The advancement of generative AI (GenAI) promises to transform our world. Since we are only at the beginning of realizing its vast potential, it’s only natural that many of the most pressing questions concern what it can do and how organizations can best harness GenAI use cases. But we must not lose track of an equally important question: Who is building GenAI, and for whom are they building it?
Today, a few companies are showing the greatest advancements, developing proprietary, closed large language models (LLMs) to power consumer-facing commercial applications and the next generation of AI-powered assistants and embodied AI. Such advances will redefine how we think about human augmentation and automation.
These major players are creating locked-down systems whose inner workings are closed to public review of their broader societal impact.
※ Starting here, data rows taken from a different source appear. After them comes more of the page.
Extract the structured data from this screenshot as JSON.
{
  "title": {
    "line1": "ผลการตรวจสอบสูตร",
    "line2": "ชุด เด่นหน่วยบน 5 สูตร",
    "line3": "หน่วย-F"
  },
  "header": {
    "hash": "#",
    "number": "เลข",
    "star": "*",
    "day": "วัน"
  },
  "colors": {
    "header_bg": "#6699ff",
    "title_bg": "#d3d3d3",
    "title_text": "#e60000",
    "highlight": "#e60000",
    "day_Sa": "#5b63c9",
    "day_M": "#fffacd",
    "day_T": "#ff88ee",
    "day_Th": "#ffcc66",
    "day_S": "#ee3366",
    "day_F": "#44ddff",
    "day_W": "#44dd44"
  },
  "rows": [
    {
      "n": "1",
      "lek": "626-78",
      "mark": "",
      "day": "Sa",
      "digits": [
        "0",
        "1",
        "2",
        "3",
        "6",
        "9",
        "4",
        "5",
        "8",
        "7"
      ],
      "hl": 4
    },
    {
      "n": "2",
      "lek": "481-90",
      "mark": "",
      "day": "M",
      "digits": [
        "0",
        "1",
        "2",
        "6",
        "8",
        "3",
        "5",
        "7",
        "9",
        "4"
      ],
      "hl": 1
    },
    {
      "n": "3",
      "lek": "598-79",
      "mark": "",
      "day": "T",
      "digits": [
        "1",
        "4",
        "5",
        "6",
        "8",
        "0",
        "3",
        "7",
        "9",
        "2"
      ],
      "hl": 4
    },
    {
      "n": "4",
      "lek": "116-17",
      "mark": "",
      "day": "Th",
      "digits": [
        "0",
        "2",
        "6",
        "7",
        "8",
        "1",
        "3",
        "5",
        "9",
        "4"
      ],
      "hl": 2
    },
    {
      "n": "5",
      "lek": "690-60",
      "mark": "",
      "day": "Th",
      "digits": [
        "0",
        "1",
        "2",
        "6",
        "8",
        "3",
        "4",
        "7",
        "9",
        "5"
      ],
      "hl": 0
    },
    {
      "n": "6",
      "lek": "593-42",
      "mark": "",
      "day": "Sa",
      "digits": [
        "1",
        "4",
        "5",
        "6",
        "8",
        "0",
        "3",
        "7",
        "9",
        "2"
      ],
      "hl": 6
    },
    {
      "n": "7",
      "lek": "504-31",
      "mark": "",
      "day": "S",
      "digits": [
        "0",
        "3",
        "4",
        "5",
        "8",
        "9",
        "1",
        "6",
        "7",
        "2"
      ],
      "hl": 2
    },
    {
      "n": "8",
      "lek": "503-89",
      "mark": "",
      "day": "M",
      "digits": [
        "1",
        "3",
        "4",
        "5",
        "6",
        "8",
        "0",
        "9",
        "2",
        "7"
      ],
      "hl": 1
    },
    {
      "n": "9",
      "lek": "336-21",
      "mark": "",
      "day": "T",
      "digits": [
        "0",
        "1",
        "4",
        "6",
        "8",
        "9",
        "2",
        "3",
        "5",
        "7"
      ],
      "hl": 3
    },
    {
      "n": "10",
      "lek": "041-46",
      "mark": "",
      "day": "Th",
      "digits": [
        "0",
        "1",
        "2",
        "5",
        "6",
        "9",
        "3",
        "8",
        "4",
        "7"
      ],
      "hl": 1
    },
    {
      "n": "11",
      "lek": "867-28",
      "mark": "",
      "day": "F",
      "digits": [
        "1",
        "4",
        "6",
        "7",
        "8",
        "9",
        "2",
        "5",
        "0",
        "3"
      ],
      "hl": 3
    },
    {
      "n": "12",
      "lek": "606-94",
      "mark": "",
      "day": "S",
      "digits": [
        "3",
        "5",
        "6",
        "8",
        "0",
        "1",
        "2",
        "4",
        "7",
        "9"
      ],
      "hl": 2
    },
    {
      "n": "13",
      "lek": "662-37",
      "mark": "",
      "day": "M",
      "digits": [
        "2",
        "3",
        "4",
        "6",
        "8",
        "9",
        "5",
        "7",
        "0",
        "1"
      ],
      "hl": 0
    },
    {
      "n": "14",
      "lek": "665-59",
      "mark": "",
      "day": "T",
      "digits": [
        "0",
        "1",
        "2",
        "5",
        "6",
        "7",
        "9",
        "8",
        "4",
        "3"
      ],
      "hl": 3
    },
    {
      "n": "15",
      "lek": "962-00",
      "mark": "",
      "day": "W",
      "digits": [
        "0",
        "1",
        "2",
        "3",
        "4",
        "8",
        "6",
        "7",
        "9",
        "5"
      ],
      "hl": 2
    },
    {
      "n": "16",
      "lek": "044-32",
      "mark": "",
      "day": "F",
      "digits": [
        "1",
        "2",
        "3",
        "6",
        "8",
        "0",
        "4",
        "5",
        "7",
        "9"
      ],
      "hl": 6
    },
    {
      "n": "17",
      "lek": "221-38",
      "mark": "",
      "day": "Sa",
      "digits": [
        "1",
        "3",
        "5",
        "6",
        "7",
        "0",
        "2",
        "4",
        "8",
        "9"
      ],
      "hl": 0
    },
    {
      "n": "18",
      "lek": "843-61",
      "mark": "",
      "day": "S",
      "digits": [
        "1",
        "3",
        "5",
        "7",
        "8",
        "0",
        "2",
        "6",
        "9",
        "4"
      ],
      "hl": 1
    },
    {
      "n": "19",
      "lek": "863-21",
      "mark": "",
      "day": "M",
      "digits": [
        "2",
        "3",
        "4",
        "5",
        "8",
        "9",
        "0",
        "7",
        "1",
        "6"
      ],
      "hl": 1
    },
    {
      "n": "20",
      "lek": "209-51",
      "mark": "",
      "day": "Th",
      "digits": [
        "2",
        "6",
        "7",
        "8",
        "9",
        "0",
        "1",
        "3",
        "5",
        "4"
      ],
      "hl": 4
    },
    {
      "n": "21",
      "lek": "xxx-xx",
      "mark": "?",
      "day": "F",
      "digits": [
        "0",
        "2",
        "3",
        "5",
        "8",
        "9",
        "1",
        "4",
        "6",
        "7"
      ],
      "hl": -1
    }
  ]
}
This risks repeating the tragedy of the internet, which arose not to secure proprietary advantages for private companies, but as a scientific and governmental research and communication tool, which, once opened to the world, became a new frontier of creativity and innovation.
Innovation thrives in an ecosystem of open scientific collaboration, peer review, sharing, and transfer of knowledge, made safer through open access, independent audits, and mitigation of risks. The development of leading-edge closed GenAI foundation models should be of concern not just to computer scientists, policy experts, and AI researchers, but to the public at large, governments, regulators, and companies—essentially anyone who wants the future to be open for safety, innovation, and fair competition.